Patients were followed over nine months for death from cardiac causes, MI, or the need for repeat revascularization. No significant differences were found between the stent types in the rates of death (0.6 percent to 0.9 percent) or MI (2.8 percent to 3.2 percent), but the need for repeat revascularization decreased in patients with sirolimus-coated stents (4.1 percent) compared with standard uncoated stents (16.6 percent). In the subgroup of patients with diabetes, restenosis occurred more often, but the need for revascularization was reduced similarly by sirolimus, from 22.3 percent to 6.9 percent. Other subgroups of patients (i.e., men, women, and patients with smaller vessels, longer lesions, left-anterior descending artery lesions) had reduced restenosis rates by the same magnitude with the use of sirolimus.

The authors conclude that the use of sirolimus as an antiproliferative coating on coronary stents can reduce restenosis rates in patients with more complex coronary lesions.

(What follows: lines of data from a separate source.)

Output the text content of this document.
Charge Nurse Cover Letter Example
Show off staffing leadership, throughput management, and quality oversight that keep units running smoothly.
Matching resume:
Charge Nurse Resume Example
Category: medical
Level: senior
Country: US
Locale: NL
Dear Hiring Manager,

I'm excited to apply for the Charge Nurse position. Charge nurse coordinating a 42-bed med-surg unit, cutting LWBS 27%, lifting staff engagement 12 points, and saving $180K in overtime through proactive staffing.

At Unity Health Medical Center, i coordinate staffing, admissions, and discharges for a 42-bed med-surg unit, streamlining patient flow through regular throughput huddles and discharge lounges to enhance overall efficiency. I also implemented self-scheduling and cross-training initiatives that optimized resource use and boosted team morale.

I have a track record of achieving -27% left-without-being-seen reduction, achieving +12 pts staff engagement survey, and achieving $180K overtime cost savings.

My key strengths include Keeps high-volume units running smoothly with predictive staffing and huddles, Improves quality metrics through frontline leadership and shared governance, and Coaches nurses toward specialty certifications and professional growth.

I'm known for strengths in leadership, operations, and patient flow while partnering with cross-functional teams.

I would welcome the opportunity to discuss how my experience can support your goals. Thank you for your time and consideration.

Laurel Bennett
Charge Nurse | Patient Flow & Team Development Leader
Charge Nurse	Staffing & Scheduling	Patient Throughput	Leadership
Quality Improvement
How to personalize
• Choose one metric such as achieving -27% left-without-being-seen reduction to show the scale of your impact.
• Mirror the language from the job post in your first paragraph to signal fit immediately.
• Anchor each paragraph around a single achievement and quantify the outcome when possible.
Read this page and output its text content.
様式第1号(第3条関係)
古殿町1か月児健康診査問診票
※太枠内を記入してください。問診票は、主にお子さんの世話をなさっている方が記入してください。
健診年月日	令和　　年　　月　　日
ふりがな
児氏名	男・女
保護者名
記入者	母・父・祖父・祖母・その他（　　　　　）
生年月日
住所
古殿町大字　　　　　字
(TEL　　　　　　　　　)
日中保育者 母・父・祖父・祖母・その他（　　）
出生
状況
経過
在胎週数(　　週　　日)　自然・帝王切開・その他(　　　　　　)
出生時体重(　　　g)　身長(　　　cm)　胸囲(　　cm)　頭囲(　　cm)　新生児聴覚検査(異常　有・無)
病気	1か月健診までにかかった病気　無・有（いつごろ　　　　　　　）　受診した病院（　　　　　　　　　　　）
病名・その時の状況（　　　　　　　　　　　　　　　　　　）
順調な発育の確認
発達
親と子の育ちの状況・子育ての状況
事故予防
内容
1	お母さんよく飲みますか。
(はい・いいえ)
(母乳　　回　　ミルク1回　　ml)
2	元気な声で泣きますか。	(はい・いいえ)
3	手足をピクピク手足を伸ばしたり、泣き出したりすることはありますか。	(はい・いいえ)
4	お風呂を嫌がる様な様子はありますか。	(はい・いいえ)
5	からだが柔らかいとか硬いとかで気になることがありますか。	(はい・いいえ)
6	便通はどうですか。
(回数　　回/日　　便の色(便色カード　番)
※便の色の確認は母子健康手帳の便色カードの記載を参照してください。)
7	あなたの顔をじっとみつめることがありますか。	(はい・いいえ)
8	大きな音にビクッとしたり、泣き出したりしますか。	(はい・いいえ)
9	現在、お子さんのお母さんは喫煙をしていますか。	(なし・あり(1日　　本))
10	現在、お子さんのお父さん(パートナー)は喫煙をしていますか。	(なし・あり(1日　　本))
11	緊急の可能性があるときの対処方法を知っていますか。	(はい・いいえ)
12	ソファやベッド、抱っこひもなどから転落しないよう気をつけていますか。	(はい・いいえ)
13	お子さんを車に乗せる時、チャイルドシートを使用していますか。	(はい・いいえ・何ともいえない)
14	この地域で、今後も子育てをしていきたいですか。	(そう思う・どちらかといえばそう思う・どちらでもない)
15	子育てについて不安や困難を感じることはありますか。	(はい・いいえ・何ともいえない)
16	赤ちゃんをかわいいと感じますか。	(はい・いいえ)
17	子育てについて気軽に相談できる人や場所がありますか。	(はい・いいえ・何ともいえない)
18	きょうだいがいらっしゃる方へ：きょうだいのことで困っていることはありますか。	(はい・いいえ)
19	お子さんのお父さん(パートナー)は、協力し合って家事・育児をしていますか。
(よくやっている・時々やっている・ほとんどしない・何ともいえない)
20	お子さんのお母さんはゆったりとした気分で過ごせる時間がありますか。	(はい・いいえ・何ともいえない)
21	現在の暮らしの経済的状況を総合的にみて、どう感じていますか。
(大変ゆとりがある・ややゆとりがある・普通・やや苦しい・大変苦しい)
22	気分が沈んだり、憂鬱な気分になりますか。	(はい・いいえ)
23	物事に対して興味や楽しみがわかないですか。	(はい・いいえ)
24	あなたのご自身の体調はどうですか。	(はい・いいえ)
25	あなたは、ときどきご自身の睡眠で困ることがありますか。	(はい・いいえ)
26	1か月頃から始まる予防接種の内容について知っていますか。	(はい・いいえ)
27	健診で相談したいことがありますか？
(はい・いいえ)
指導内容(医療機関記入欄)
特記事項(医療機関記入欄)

Moses JW, et al. Sirolimus-eluting stents versus standard stents in patients with stenosis in a native coronary artery. N Engl J Med. October 2, 2003;349:1315–23.

editor’s note: Restenosis after angioplasty was an unfortunately common occurrence before placement of stents became standard practice. Further reductions in restenosis rates with radioactive or drug-coated stents have been demonstrated repeatedly. These coated stents will no doubt become more widely employed in the near future. Stent coatings have a limited duration of action, however, and longer follow-up will be needed to see if these early reductions in restenosis rates translate into improved long-term coronary vessel patency as well.—B.Z.